Après la guerre, ajoutant à ses références la Déclaration universelle des droits de l'homme de 1948, la Ligue engage la lutte contre les méfaits de la colonisation : dénonciations de la répression de Sétif en 1945, des procès de Madagascar en 1947, de la torture et de la censure lors de la guerre d'Algérie. Elle milite pour la défense de l'école laïque et pour les soldats ou les citoyens victimes de l'appareil d'État. En outre, elle se montre vigilante lorsque les progrès techniques menacent les individus. Elle dénonce, dès 1949, les camps de travail en Union soviétique, et, au cours des décennies suivantes, les dictatures d'Amérique latine, l'apartheid en Afrique du Sud, l'intégrisme en Iran, le totalitarisme chinois. Ayant soutenu le candidat Mitterrand à l'élection présidentielle en 1981 et 1988, la Ligue, réduite à une dizaine de milliers d'adhérents, se mobilise, dans les années quatre-vingt-dix, pour la défense du droit d'asile, des étrangers résidant en France, et contre le racisme.

droits de l'homme (Société des),

société politique républicaine née en 1833 d'une section des Amis du peuple.

Animatrice de l'opposition à la monarchie de Juillet, la Société des droits de l'homme est composée de groupes réduits afin d'échapper à la répression. Ses revendications s'inscrivent dans la tradition jacobine, à laquelle se réfère son manifeste, publié dans le journal la Tribune du 22 octobre 1833. Ce texte reflète également la pénétration des idées socialistes à la suite des émeutes de juin 1832, prônant la limitation du droit de propriété, l'organisation du travail, l'introduction d'un impôt progressif, des interventions de l'État dans tous les domaines. Le mouvement s'implante surtout dans l'est de la France, particulièrement en Alsace et dans la région lyonnaise. Bientôt dissous, il doit se transformer en société secrète et subit les poursuites du ministre de l'Intérieur, Adolphe Thiers, qui fait arrêter 150 de ses dirigeants en avril 1834. La société est décapitée, même si certains de ses militants participent au soulèvement parisien du 13 avril, qui s'achève par le massacre de la rue Transnonain.

droits seigneuriaux,

ensemble de droits détenus sur la terre et sur les hommes à l'intérieur d'une seigneurie. Ils résultent à la fois du statut du sol et du pouvoir général de commandement (ban) exercé par le seigneur.
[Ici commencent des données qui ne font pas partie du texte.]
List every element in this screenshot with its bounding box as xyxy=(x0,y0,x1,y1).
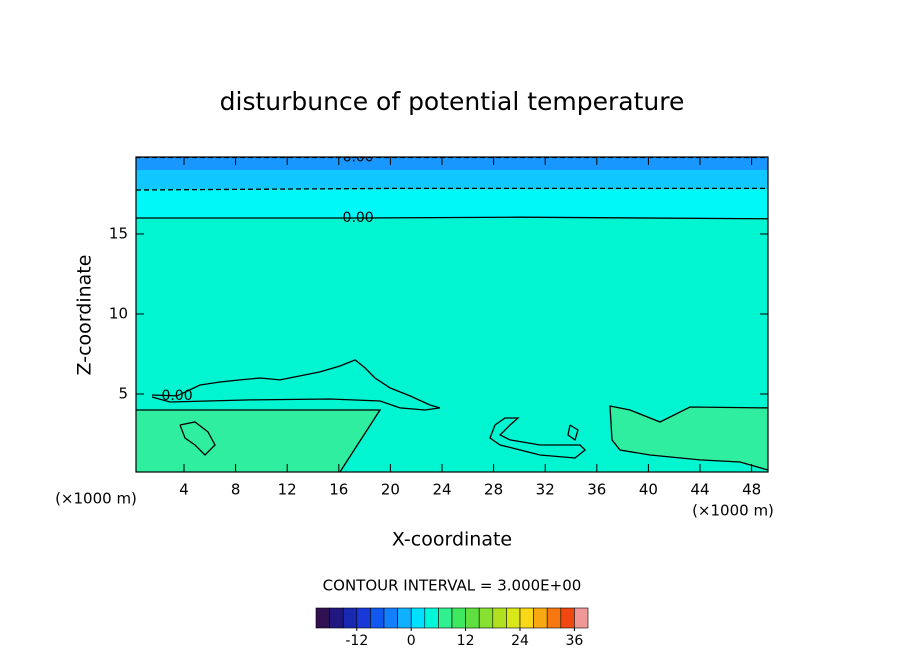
colorbar-cell xyxy=(383,607,398,629)
colorbar-cell xyxy=(506,607,521,629)
contour-line xyxy=(489,417,587,459)
x-tick-label: 8 xyxy=(231,481,241,499)
fill-region xyxy=(136,189,768,219)
fill-region xyxy=(136,157,768,170)
plot-frame xyxy=(135,156,769,473)
colorbar-tick-label: 36 xyxy=(565,633,583,649)
x-axis-label: X-coordinate xyxy=(392,529,512,551)
colorbar-cell xyxy=(342,607,358,629)
colorbar-cell xyxy=(478,607,494,629)
contour-line xyxy=(567,424,579,441)
colorbar-cell xyxy=(546,607,562,629)
colorbar-cell xyxy=(519,607,534,629)
y-tick-label: 10 xyxy=(109,304,128,322)
fill-region xyxy=(136,170,768,190)
contour-line xyxy=(151,359,441,411)
colorbar-cell xyxy=(465,607,480,629)
x-tick-label: 48 xyxy=(742,481,761,499)
y-axis-label: Z-coordinate xyxy=(74,255,96,376)
x-tick-label: 20 xyxy=(381,481,400,499)
y-tick-label: 15 xyxy=(109,224,128,242)
x-tick-label: 36 xyxy=(587,481,606,499)
colorbar-cell xyxy=(574,607,589,629)
y-tick-label: 5 xyxy=(118,384,128,402)
colorbar-tick-label: 24 xyxy=(511,633,529,649)
contour-label: 0.00 xyxy=(343,210,374,226)
colorbar-cell xyxy=(329,607,344,629)
x-tick-label: 4 xyxy=(179,481,189,499)
colorbar-cell xyxy=(438,607,453,629)
colorbar-cell xyxy=(397,607,412,629)
x-tick-label: 32 xyxy=(536,481,555,499)
contour-label: 6.00 xyxy=(343,149,374,165)
colorbar-cell xyxy=(315,607,330,629)
colorbar-cell xyxy=(356,607,371,629)
x-unit-label: (×1000 m) xyxy=(692,502,774,520)
contour-line xyxy=(136,216,768,220)
contour-line xyxy=(179,421,216,456)
chart-title: disturbunce of potential temperature xyxy=(220,87,685,116)
x-tick-label: 44 xyxy=(690,481,709,499)
fill-region xyxy=(610,406,768,470)
x-tick-label: 24 xyxy=(432,481,451,499)
colorbar-tick-label: -12 xyxy=(345,633,368,649)
colorbar-cell xyxy=(370,607,385,629)
x-tick-label: 40 xyxy=(639,481,658,499)
colorbar-cell xyxy=(560,607,575,629)
colorbar-cell xyxy=(410,607,426,629)
x-unit-label: (×1000 m) xyxy=(55,490,137,508)
contour-line xyxy=(136,187,768,191)
fill-region xyxy=(136,157,768,472)
x-tick-label: 28 xyxy=(484,481,503,499)
contour-label: 0.00 xyxy=(161,388,192,404)
fill-region xyxy=(136,410,380,472)
colorbar-cell xyxy=(424,607,439,629)
plot-area: 6.00 0.00 0.00 xyxy=(136,149,768,472)
colorbar-tick-label: 12 xyxy=(457,633,475,649)
x-tick-label: 12 xyxy=(278,481,297,499)
x-tick-label: 16 xyxy=(329,481,348,499)
contour-line xyxy=(136,409,382,472)
contour-line xyxy=(609,405,768,471)
colorbar-cell xyxy=(533,607,548,629)
colorbar-cell xyxy=(451,607,466,629)
colorbar-tick-label: 0 xyxy=(407,633,416,649)
colorbar-cell xyxy=(492,607,507,629)
colorbar-title: CONTOUR INTERVAL = 3.000E+00 xyxy=(323,577,582,595)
Les droits issus du foncier sont des redevances fixes (cens) ou proportionnelles à la récolte (champarts) dues par les exploitants au titre de leur tenure. Ce peuvent être également des corvées imposées aux tenanciers pour mettre en valeur la réserve du maître du sol. Ces prélèvements ne sont pas nouveaux et existaient déjà dans la villa carolingienne, dont la seigneurie prend la succession sans que la structure foncière soit véritablement altérée.